Senate Dems fail to advance tax extenders bill for the third time
Senate Democrats on Thursday failed for a third time to advance legislation to extend unemployment benefits through November.
The 57-41 vote rejected ending debate on the legislation, which would have sent the bill to a final vote.
{mosads}No Republicans voted yes, while Sen. Ben Nelson (D-Neb.), who had also rejected earlier versions of the legislation, voted no. Sen. Joe Lieberman (I-Conn.) voted yes after voting on previous procedural motions. Sens. Robert Byrd (D-W.Va.) and Lisa Murkowski (R-Alaska) were absent.
After the vote, Senate Majority Leader Harry Reid (D-Nev.) repeated comments he made earlier Thursday that the Senate will now move to a small-business bill. Reid said the unemployment benefits would not be added to that bill, but others have speculated that the provisions could still be attached to the small-business measure.
The failure to move the tax extenders package, which also would have renewed scores of individual and business tax breaks, illustrates the extent to which fears about the deficit are dominating the legislative process five months before a midterm election in which Democratic control of Congress will be on the line.
The legislation cost about $100 billion and would have added roughly $33 billion to the deficit by extending unemployment benefits for six months. The cost of the added unemployment insurance was not offset with other tax hikes or spending cuts.
Republicans unanimously voted against the motion, arguing it would add to the country’s ballooning deficit.
“We just can’t keep kicking the can down the street and say, ‘Oh, we’ll take care of it later on. It’ll be offset later,’ ” Sen. George Voinovich, a centrist Republican from Ohio, told The Hill.
“That’s all we’ve been doing these last couple of years, and I’m fed up with it.”
Voinovich, who is retiring at the end of this Congress, had voted for similar extensions in the past and hails from a state with one of the nation’s highest unemployment rates. That he could not stomach the cost to the budget of extending unemployment benefits again shows how budget concerns have overtaken worries about the economy.

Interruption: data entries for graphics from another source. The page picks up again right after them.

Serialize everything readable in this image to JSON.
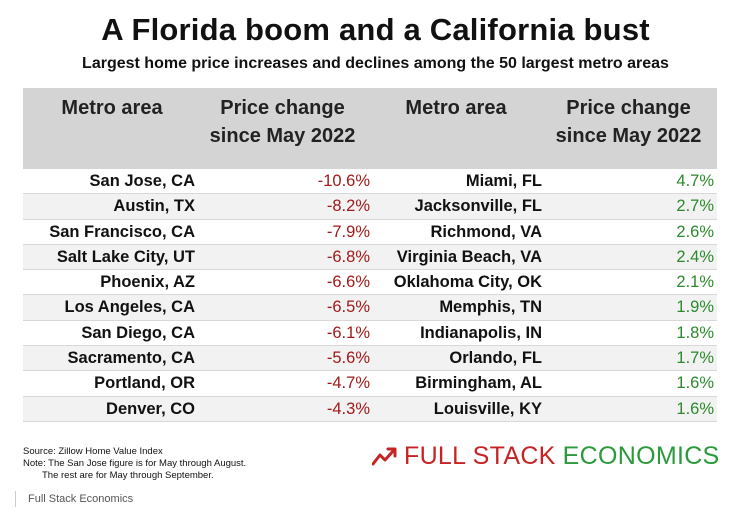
{
  "chart_data": {
    "type": "table",
    "title": "A Florida boom and a California bust",
    "subtitle": "Largest home price increases and declines among the 50 largest metro areas",
    "columns": [
      "Metro area",
      "Price change since May 2022",
      "Metro area",
      "Price change since May 2022"
    ],
    "header": {
      "col1": "Metro area",
      "col2_line1": "Price change",
      "col2_line2": "since May 2022",
      "col3": "Metro area",
      "col4_line1": "Price change",
      "col4_line2": "since May 2022"
    },
    "decliners": [
      {
        "metro": "San Jose, CA",
        "change": "-10.6%"
      },
      {
        "metro": "Austin, TX",
        "change": "-8.2%"
      },
      {
        "metro": "San Francisco, CA",
        "change": "-7.9%"
      },
      {
        "metro": "Salt Lake City, UT",
        "change": "-6.8%"
      },
      {
        "metro": "Phoenix, AZ",
        "change": "-6.6%"
      },
      {
        "metro": "Los Angeles, CA",
        "change": "-6.5%"
      },
      {
        "metro": "San Diego, CA",
        "change": "-6.1%"
      },
      {
        "metro": "Sacramento, CA",
        "change": "-5.6%"
      },
      {
        "metro": "Portland, OR",
        "change": "-4.7%"
      },
      {
        "metro": "Denver, CO",
        "change": "-4.3%"
      }
    ],
    "gainers": [
      {
        "metro": "Miami, FL",
        "change": "4.7%"
      },
      {
        "metro": "Jacksonville, FL",
        "change": "2.7%"
      },
      {
        "metro": "Richmond, VA",
        "change": "2.6%"
      },
      {
        "metro": "Virginia Beach, VA",
        "change": "2.4%"
      },
      {
        "metro": "Oklahoma City, OK",
        "change": "2.1%"
      },
      {
        "metro": "Memphis, TN",
        "change": "1.9%"
      },
      {
        "metro": "Indianapolis, IN",
        "change": "1.8%"
      },
      {
        "metro": "Orlando, FL",
        "change": "1.7%"
      },
      {
        "metro": "Birmingham, AL",
        "change": "1.6%"
      },
      {
        "metro": "Louisville, KY",
        "change": "1.6%"
      }
    ],
    "colors": {
      "decline": "#a01a1a",
      "increase": "#2b8a2b",
      "header_bg": "#d4d4d4"
    }
  },
  "notes": {
    "source": "Source: Zillow Home Value Index",
    "note1": "Note: The San Jose figure  is for May through August.",
    "note2": "The rest are for May through September."
  },
  "brand": {
    "part1": "FULL STACK",
    "part2": "ECONOMICS",
    "logo_icon": "trend-up-arrow-icon"
  },
  "caption": "Full Stack Economics"
}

Senate Majority Leader Harry Reid (D-Nev.) scaled back the package the Senate rejected on Thursday. The original tax extenders package cost $140 billion and added $80 billion to the deficit.
Democrats on both sides of Capitol Hill ripped Republicans for much of Thursday, accusing them of refusing to help needy families and criticizing them for budget hypocrisy.
Some Democratic senators expressed puzzlement that their conservative counterparts voted for $1.3 trillion in tax cuts during the Bush administration and escalated spending on wars in Iraq and Afghanistan. None of that spending was offset with spending cuts, they noted.
“Now they’re going to make their last stand on deficits by trying to take money away from the unemployed, in terms of extending benefits,” said Sen. Byron Dorgan (D-N.D.). “That’s sort of a bizarre priority as far as I’m concerned.”
Speaker Nancy Pelosi (D-Calif.) blasted Republicans for seeming to have “a tin ear when it comes to the appeals of the American people for job creation.”
But it’s not just Senate Republicans who are worried about increased spending in the face of the nation’s projected $1.5 trillion budget deficit.
Pelosi has been frustrated by opposition from House Democrats, who forced her to scale back a package of unemployment insurance extensions, aid to states and extended COBRA health insurance benefits. Vulnerable members of her caucus did not want to vote to add to the deficit without an assurance that the Senate would follow suit.
Senate Democrats criticized Republicans for using the deficit to gain political points in the run-up to November’s election.
“Somewhere along the line, throughout these charades, this job creating, tax cutting loophole closing bill has become a political football and that is really too bad,” Reid said in comments on the Senate floor.
“The debate is focused on winning and losing and not on doing what’s right, and that’s really too bad.”
Senate Democratic leaders reminded Republicans that when they were in charge they too extended unemployment benefits without offsets.
“This entire proposal is paid for except for unemployment insurance, which in a bipartisan way has always passed unpaid-for through the decades,” said Sen. Charles Schumer (D-N.Y.). “But everything is paid for, so [their argument that the bill adds to the deficit] is no longer an excuse for them. And why are they doing this, it’s beyond us.”
However, not every Senate Democrat supports the idea that leaders should continue the tradition by deeming continued extensions to unemployment benefit an emergency and not offsetting its cost.
“I don’t buy that distinction,” said Nelson. “At some point, it ceases to be an emergency, it’s ongoing… I think the bill should be paid for.”
This story was originally posted at 5:46 p.m. and updated at 8:49 p.m.